Milton Keynes Council: Man 'struggled to feed himself after care cut'

image captionRoy Baker now receives care funded by the NHS

A man with Huntington's disease was treated "worse than an animal" after his care package was cut by a council, his family has said.

Milton Keynes Council cut Roy Baker's care from 35 to 23.5 hours a week after an officer said the authority no longer funded "shopping and domestic support".

However, an investigation by the Local Government and Social Care Ombudsman found the council was "at fault".

The authority has apologised for its "mistake".

Huntington's Disease is a rare inherited disorder that damages certain nerve cells in the brain. Symptoms can include involuntary movements, personality changes and altered behaviour.

When Mr Baker's care and support needs were reviewed by the council in April 2017 it was noted he was "unable to get drinks and food on bad days" and needed help "managing and maintaining nutrition".

However, an assessment officer told Mr Baker his direct payments would be reduced because the council "no longer funded shopping, domestic and meal preparation".

image captionSarah Baker complained to the ombudsman after seeing the affect the cut was having on her ex-husband

The ombudsman said the cut meant Mr Baker's care package "was not sufficient" - he lost help for basic needs such as showering and eating - and both he and his ex-wife Sarah suffered "significant injustice" as a result.

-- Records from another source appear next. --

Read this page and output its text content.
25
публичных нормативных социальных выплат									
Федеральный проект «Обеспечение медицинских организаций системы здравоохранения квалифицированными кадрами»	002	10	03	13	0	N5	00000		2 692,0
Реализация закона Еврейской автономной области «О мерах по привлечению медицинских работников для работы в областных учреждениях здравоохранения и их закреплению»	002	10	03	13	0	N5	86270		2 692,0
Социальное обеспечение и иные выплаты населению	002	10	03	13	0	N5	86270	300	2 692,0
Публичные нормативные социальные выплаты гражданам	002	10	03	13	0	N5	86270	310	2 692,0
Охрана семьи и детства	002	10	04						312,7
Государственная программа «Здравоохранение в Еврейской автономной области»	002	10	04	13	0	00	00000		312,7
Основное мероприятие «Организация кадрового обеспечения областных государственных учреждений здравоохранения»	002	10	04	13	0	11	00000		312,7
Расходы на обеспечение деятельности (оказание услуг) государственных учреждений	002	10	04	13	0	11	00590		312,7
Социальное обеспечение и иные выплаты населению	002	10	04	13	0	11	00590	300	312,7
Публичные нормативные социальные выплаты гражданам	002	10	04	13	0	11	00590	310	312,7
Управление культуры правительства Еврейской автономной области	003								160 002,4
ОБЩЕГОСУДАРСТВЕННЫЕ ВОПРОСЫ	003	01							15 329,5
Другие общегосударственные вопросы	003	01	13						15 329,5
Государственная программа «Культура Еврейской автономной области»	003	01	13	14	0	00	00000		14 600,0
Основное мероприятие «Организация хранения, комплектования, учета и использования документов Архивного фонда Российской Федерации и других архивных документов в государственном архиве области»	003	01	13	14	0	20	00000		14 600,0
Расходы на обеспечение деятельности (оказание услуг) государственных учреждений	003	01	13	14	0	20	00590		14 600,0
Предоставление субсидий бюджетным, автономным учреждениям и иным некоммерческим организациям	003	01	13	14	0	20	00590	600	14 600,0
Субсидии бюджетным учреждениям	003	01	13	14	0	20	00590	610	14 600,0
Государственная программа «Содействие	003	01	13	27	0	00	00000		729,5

Ms Baker said: "Our two boys were affected. They would worry what condition they'd find their father in."

During one week when his care was cut, Mr Baker allegedly only ate one meal while his carer was on holiday.

"I actually said to the council, the week the carer was off that they wouldn't treat an animal the way he has been taken care of by Milton Keynes Council," Ms Baker said.

The authority reassessed Mr Baker in January and increased his care package to 52.5 hours a week.

However, the ombudsman concluded the council's assessments were "inadequate" as it had not considered alternative ways to meet his needs.

image captionMr Baker was "angry" when his care was reduced

The authority said: "We have apologised for this mistake and are sorry to have got it wrong."

It added it had reviewed 734 service users and changed the level of support in 127 cases, mostly to increase support.

Mr Baker's care is now funded by the NHS.